Pour autant, jamais la Fédération des éditeurs de journaux (FMEJ), ni le syndicat national de la presse marocaine (SNPM) n’ont pratiqué la politique de la chaise vide.
Partenaires du ministère depuis le message royal de 2004 qui recommandait d’associer la profession à toute réforme concernant le secteur (notamment celle du code de la presse), la FMEJ et le SNPM ont participé à toutes les concertations, tous les débats (dont le grand débat national sur la presse qui a remis au Parlement ses conclusions et recommandations, cette semaine) et à toutes les commissions qui ont eu à plancher sur les réformes.
La FMEJ et le SNPM ont également défendu, devant la commission Mennouni de réforme de la constitution, le principe d’autorégulation de la profession. Principe qui a été retenu par la constitution de juillet 2011.
Aujourd’hui, c’est un membre de la FMEJ (et de son bureau) qui se voit confier le département de la Communication.

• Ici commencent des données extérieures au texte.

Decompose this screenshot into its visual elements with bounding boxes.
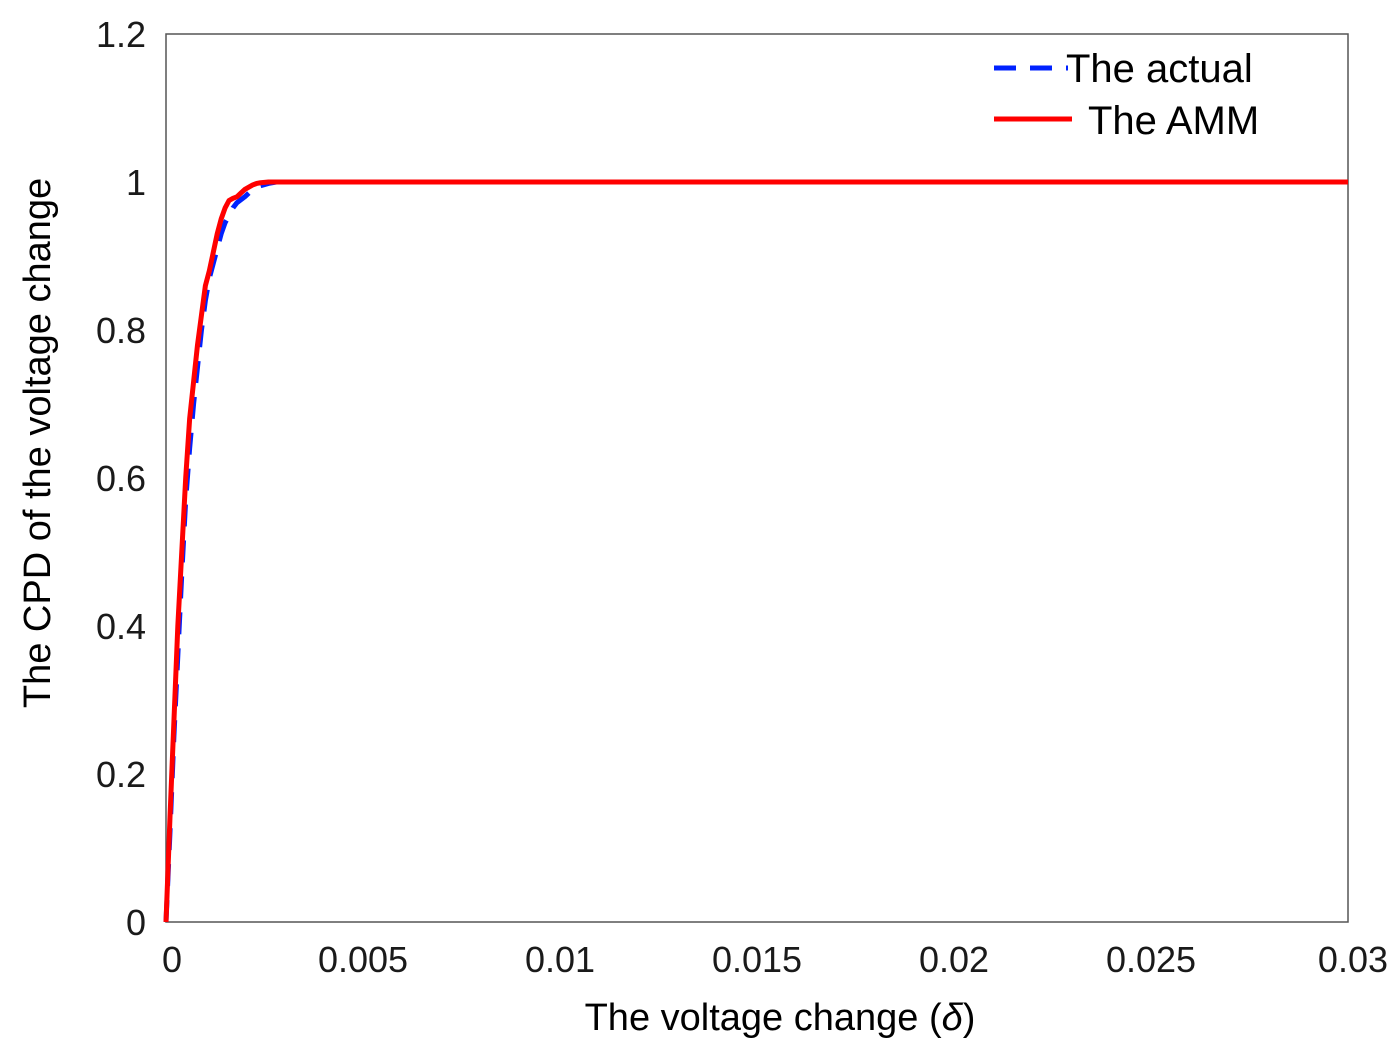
series-lines (163, 179, 1348, 923)
series-line-actual (163, 179, 1348, 923)
y-tick-label: 1 (126, 162, 146, 203)
y-axis-title: The CPD of the voltage change (17, 178, 59, 708)
series-line-amm (163, 179, 1348, 923)
x-axis-title: The voltage change (δ) (585, 997, 976, 1039)
legend: The actual The AMM (994, 47, 1259, 143)
x-tick-label: 0.02 (919, 939, 989, 980)
x-tick-label: 0.03 (1318, 939, 1388, 980)
x-tick-label: 0.025 (1106, 939, 1196, 980)
y-tick-label: 0.8 (96, 310, 146, 351)
y-tick-label: 0.2 (96, 754, 146, 795)
x-tick-label: 0 (162, 939, 182, 980)
y-tick-label: 1.2 (96, 14, 146, 55)
y-axis-tick-labels: 0 0.2 0.4 0.6 0.8 1 1.2 (96, 14, 146, 943)
y-tick-label: 0.4 (96, 606, 146, 647)
legend-label-amm: The AMM (1088, 99, 1259, 143)
x-tick-label: 0.01 (525, 939, 595, 980)
plot-area-frame (165, 33, 1349, 923)
legend-label-actual: The actual (1066, 47, 1253, 91)
x-tick-label: 0.005 (318, 939, 408, 980)
x-tick-label: 0.015 (712, 939, 802, 980)
y-tick-label: 0.6 (96, 458, 146, 499)
x-axis-title-symbol: δ (942, 997, 964, 1039)
x-axis-tick-labels: 0 0.005 0.01 0.015 0.02 0.025 0.03 (162, 939, 1388, 980)
y-tick-label: 0 (126, 902, 146, 943)
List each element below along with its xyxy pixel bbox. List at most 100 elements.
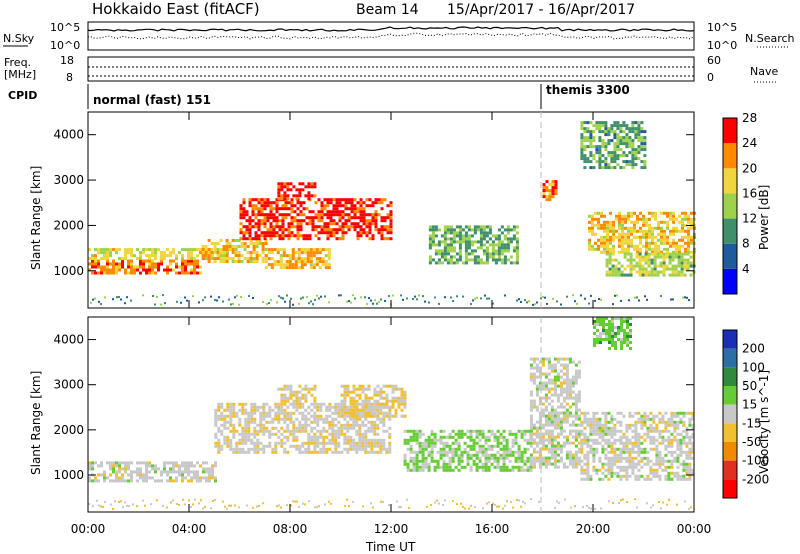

Le nouveau ministre, Mustapha Khalfi est donc parfaitement au fait des attentes du secteur. Et ce sont ses débuts en tant que ministre qui redonnent confiance.
Déjà, quand il était membre du bureau de la FMEJ) et qu’il préparait les élections pour le compte de son parti (le PJD), Mustapha Khalfi était connu pour être un travailleur rigoureux et acharné. Nommé à la tête du ministère de la Communication, il confirme ces qualités. Il est déjà allé à la rencontre de presque tous ceux qui relèvent de son département, écoutant les attentes et doléances, procédant à une sorte d’état des lieux et se préparant à agir vite.
Mustapha Khalfi a en particulier impressionné ses ex-consœurs et confrères quand, immédiatement après le vote d’investiture du gouvernement par la Chambre des représentants –et sans perdre un seul jour- il a reçu FMEJ et SNPM autour d’un déjeuner de travail pour préciser les chantiers à ouvrir et fixer le calendrier des actions à lancer.
Lors de ce déjeuner-débat auquel ont participé plusieurs membres de la FMEJ et du syndicat (et Mustapha Khalfi, qui n’a pas les complexes de Saad-Eddine El Othmani, bien qu’il soit aussi islamiste que lui, avait à sa table 4 femmes, 3 du syndicat et une de la FMEJ), les chantiers auxquels le ministre compte s’attaquer ont été passés en revue.
Ces chantiers sont les suivants: un nouveau contrat-programme dans les plus brefs délais (le précédant, arrivé à échéance depuis deux ans, ayant juste été prorogé par un avenant) ; une nouvelle mouture de conventions collectives ; la réforme du code de la presse, la mise en place –dans 3 à 4 mois- d’un conseil national de la presse (conformément aux dispositions de la nouvelle constitution qui prévoit l’autorégulation de la profession) ; le chantier du droit d’accès à l’information (droit désormais consacré par la constitution) ; celui du secteur publicitaire (impliquant médias, groupement des annonceurs et association des agences conseils) ; et enfin, le gros morceau du secteur public (télés, radios, MAP…).
Preuve de sa volonté de ne pas perdre de temps, Mustapha Khalfi a proposé à la FMEJ et au SNPM une rencontre toutes les deux semaines. Personne n’est dupe. Il y a ce qui pourra déboucher très vite et ce qui n’échappera pas aux complications habituelles. Mais la volonté commune est là. FMEJ et SNPM seront encore à tous les rendez-vous de travail. Pour le reste, c’est aux politiques de savoir s’ils veulent une réussite en la matière ou pas.